Circuit breaker cascade

Model Connector has a circuit breaker to protect against failing providers — after 5 consecutive errors, it stops sending requests for 30 seconds. The problem: the breaker is per-connector (OpenRouter), not per-model. When a free model like Google Gemma hits its provider-side rate limit, the circuit breaker opens and blocks ALL OpenRouter requests — including paid models that work fine. During testing, one rate-limited free model knocked out my entire OpenRouter pipeline for 30 seconds at a time. For a knowledge base ingest processing hundreds of documents, this turns a minor rate limit into a full pipeline stall. This needs to be redesigned as per-model circuit breaking.

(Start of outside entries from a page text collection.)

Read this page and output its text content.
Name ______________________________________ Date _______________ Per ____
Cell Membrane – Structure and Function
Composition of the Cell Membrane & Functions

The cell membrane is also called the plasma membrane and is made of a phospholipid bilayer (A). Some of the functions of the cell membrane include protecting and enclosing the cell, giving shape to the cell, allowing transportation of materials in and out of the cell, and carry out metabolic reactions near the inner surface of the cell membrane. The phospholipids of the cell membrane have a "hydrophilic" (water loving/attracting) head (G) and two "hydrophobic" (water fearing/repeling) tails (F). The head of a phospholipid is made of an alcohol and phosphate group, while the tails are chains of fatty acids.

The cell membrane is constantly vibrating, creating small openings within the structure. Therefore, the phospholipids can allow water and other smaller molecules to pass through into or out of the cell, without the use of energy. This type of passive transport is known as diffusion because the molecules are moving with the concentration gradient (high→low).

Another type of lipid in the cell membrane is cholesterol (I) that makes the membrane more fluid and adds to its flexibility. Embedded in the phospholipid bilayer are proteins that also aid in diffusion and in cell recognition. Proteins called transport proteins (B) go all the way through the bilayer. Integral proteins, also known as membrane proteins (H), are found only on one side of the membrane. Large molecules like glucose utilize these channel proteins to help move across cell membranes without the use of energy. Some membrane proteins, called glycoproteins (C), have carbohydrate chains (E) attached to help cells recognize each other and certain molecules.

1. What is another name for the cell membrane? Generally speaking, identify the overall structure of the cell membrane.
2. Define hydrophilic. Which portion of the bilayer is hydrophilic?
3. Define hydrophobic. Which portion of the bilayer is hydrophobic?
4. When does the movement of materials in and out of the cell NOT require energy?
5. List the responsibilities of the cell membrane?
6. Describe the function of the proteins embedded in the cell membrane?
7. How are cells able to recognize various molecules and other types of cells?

Kimi K2.6 context confusion

Kimi K2.6 answered Q5 with Q4's answer and Q2 with Q1's answer — despite each request being completely independent (separate HTTP calls, no shared context). The model appears to retain phantom context from its internal thinking chain between requests. This is a model-side bug, not something I can fix, but it's worth knowing: Kimi is unreliable for any workload where answer isolation matters.

The Bottom Line

For Long Term Memory and Agent Dreamer, I'll use paid OpenRouter models — the cheapest ones that still deliver quality. At $0.002–0.003 per 5 requests, this is a fraction of a cent per knowledge base operation, and I get parallel execution and strict JSON Schema support.

For development, content creation, and infrastructure tasks, CLI connectors on subscription plans remain the right choice. The agents are tamed, the accuracy is 100%, and the marginal cost is zero.

One unified API, two traffic patterns, zero wasted budget.

Model Connector is open source: github.com/Arcanada-one/model-connector.